Aslında topraklama ve başa çıkma arasında özel bir bağlantı vardır. Topraklama teknikleri, özellikle yalnız ve savunmasız olduğumuz anlarda, buraya ve şimdiye ilişkin farkındalığımızı artırarak başa çıkmamıza yardımcı olur; ancak hiçbir şey, yalnızlığa ve zihinsel sağlık sorunlarına karşı koruyucu faktörler olarak hizmet eden insan bağlantılarının ve desteğinin rolünün yerini alamaz. Birbirimize bağlı olma bağlamında iyileşiyoruz ve odak noktamız da burası olmalı; toplumumuzun temeli olan insani ve toplumsal bağları güçlendirmek.

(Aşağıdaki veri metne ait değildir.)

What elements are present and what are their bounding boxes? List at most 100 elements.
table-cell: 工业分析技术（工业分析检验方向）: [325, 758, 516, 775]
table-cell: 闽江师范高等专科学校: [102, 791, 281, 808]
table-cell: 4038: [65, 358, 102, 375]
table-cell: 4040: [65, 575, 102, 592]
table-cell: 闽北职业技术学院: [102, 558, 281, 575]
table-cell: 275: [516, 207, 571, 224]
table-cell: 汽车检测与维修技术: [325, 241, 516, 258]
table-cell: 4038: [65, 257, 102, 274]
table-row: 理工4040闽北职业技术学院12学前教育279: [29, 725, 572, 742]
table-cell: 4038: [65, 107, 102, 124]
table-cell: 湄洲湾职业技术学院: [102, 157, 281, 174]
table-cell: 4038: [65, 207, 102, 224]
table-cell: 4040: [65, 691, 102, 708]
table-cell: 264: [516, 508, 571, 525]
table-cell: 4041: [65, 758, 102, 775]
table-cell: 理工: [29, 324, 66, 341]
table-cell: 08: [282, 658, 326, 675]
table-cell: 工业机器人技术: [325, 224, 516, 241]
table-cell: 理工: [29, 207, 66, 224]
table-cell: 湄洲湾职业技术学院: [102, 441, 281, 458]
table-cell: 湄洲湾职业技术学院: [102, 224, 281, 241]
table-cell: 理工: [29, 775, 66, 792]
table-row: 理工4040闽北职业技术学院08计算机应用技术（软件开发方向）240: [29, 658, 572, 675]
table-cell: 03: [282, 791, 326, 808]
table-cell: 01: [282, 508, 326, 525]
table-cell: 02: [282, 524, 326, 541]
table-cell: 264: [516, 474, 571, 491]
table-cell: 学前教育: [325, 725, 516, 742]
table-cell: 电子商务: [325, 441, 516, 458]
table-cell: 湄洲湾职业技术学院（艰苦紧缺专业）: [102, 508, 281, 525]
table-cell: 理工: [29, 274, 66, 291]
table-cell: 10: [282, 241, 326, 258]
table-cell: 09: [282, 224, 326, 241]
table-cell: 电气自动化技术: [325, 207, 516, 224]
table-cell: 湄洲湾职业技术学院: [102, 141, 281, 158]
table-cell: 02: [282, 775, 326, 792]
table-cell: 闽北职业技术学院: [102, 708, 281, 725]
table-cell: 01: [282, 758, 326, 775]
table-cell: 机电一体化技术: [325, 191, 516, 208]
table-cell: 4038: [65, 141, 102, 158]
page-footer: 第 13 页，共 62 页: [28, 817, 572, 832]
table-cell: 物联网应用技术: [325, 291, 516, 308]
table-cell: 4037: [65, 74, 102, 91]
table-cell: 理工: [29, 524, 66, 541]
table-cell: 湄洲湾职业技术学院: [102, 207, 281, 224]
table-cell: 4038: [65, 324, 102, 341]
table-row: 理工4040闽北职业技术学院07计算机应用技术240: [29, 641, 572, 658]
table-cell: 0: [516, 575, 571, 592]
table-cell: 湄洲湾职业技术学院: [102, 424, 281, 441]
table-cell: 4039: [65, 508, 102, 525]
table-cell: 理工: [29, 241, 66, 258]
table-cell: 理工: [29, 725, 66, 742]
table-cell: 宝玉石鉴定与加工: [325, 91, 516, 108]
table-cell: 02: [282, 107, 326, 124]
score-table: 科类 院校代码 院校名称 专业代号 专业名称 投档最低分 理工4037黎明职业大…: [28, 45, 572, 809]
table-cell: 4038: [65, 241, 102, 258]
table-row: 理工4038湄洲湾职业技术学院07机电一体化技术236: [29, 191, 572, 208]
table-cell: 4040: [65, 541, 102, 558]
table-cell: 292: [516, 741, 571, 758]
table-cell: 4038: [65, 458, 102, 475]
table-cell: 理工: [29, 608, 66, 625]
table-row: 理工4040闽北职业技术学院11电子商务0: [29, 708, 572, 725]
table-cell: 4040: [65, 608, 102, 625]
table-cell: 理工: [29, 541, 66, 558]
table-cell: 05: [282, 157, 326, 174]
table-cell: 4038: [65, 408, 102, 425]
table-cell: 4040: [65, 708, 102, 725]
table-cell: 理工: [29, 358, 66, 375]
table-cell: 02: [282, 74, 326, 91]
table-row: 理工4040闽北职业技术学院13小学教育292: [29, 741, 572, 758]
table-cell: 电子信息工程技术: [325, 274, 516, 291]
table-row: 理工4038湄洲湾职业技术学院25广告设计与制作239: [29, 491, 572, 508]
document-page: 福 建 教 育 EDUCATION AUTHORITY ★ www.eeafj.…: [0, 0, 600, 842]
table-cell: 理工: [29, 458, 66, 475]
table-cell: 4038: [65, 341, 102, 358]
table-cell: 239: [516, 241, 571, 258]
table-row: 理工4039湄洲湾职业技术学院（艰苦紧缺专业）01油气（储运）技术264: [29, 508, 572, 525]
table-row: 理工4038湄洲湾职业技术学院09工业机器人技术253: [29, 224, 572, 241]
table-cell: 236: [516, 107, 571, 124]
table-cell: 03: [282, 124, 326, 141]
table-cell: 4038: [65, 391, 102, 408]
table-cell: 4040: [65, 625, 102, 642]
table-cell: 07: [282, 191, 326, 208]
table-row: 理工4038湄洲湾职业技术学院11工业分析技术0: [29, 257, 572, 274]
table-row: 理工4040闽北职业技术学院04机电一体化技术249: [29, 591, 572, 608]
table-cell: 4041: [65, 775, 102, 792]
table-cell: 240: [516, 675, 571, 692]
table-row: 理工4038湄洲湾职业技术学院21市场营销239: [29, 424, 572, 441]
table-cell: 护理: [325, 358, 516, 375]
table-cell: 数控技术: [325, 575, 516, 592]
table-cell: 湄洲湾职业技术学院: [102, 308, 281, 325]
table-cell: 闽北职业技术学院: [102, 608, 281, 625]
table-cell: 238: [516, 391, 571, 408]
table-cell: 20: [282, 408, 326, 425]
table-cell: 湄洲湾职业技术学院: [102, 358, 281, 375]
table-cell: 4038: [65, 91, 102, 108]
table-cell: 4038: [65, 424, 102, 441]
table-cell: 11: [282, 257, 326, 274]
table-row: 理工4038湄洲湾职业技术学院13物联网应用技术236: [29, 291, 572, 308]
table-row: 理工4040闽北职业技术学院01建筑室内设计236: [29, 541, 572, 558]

ABD Genel Cerrahı şunu ısrarla söylediğinde tam olarak doğru anladı: “Bir arkadaşınızdan gelen telefon görüşmesine cevap verin. Yemeğinizi paylaşmak için zaman ayırın. Telefonunuzun dikkatinizi dağıtması olmadan dinleyin. Bir hizmet eylemi gerçekleştirin… İnsanlarla bağlantı kurmanın anahtarları basit ama olağanüstü derecede güçlüdür.”

Başka bir deyişle aidiyet duygusunun oluşmasına yardımcı olmamız gerekiyor. Çocuğunuzun, eşinizin, arkadaşınızın yanında olun. Araştırmalar, güçlü bir topluluk duygusu hisseden ve komşularıyla, kiliseyle veya sosyal gruplarla güçlü bağları olan bireylerin yalnızlıktan muzdarip olma ihtimalinin daha düşük olduğunu göstermiştir. Bu bağlantıları güçlendirerek, ihtiyaç sahibi bireyler için sağlam bir destek sistemi oluşturabilir, izolasyon olasılığını ve sonuçlarını azaltabilir ve bu aidiyet duygusunu çocuklarımıza aktarabiliriz.

Çocuklarımız okula geri döndüklerinde veya üniversiteye gitmek için evden ayrılırken, her çocuğun öğrenebileceği basit temel oluşturma tekniklerinin yanı sıra, zor anlarla başa çıkmalarına yardımcı olacak olan, sahip oldukları ve geliştirecekleri resmi olmayan bağlantılar olacaktır. Deneyimlerimiz bize, yaklaşımları en iyi niyetli hükümet programından bile daha samimi ve organik olan aile ve toplum öncülüğündeki girişimlerin, çocukları yalnızlıktan koruma, onlara aidiyet duygusu ve ihtiyaç duydukları gücü verme olasılığının daha yüksek olduğunu söylüyor. kendilerine ve başkalarına iyi bakmaları ve okulda ve ötesinde başarılı olmaları.

Alysha Tagert anksiyete, depresyon, keder ve kayıp, travma ve TSSB konusunda uzmanlaşmış bir akıl sağlığı hizmeti uzmanıdır.

Bu makaleyi paylaş:

EU Reporter, çok çeşitli bakış açılarını ifade eden çeşitli dış kaynaklardan makaleler yayınlamaktadır. Bu makalelerde alınan pozisyonlar mutlaka EU Reporter'ınkiler değildir.